Al termine della Grande Guerra gli storici valutano che le vittime degli attacchi chimici siano state circa 850.000, ripartite più o meno fra 419.000 soldati russi, 190.000 per la Francia, 100.00 per l’Austria-Ungheria, 73.000 per gli Stati Uniti, 60.000 per l’Italia.
Significative furono anche le pesanti eredità ambientali che furono lasciate dalle armi chimiche e i rischi che ancora oggi, a distanza di un secolo, sussistono in presenza di residui bellici pericolosi disseminati in siti ancora sconosciuti.
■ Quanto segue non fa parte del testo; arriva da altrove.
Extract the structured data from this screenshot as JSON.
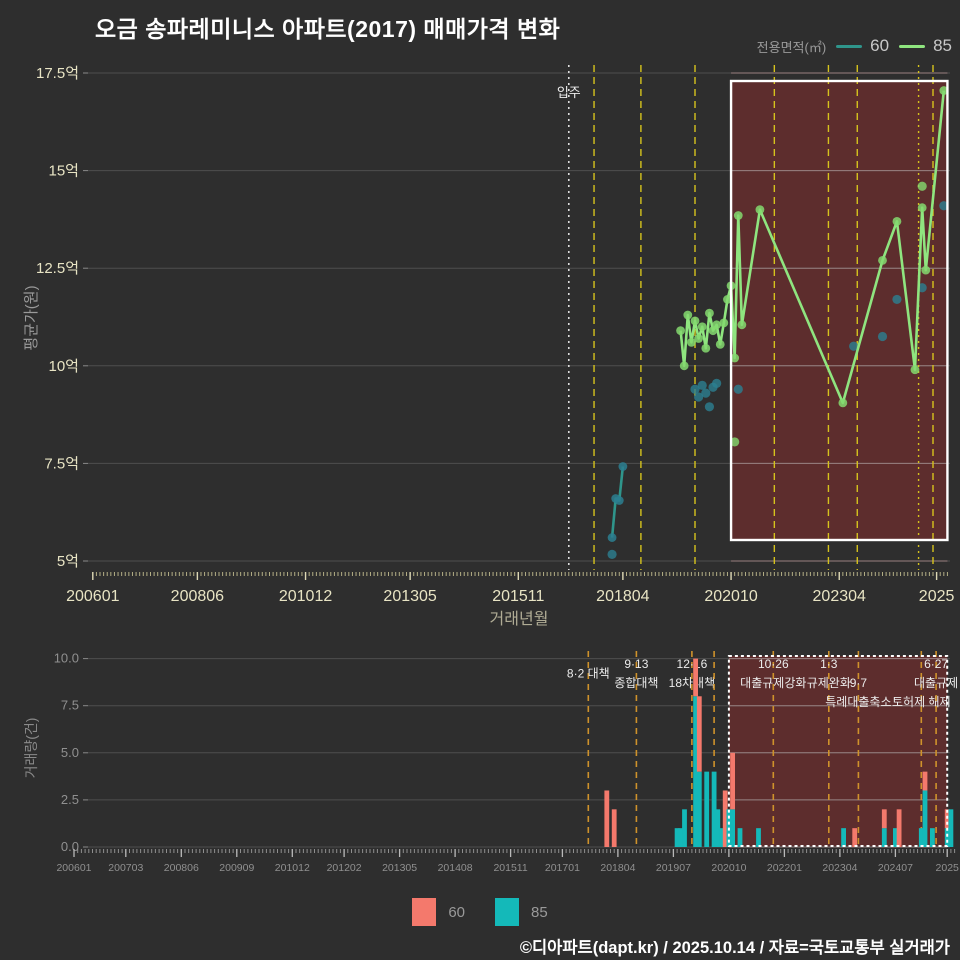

Gli sviluppi successivi della corsa all’armamento chimico videro risvolti drammatici come l’uso in Giappone e Cina, nonché l’uso del terribile Agente Orange irrorato dagli Stati Uniti durante l’aggressione della Guerra del Vietnam e più recentemente in Sira e Iraq.
I trattati internazionali proibiscono già dal 1925 con il Protocollo di Ginevra l’utilizzo di armi chimiche e batteriologiche, tuttavia, non ne veniva proibita la produzione, lo stoccaggio o il trasferimento né si prevedeva che fossero effettuati dei controlli.
Del 13 gennaio 1993 è la Chemical Weapons Convention che proibisce qualsiasi attività rivolta a sviluppo, produzione, acquisizione, detenzione, conservazione, trasferimento e uso di armi chimiche e dei materiali ad esse collegati, convenzione che è stata ratificata da quasi la totalità dei paesi del mondo.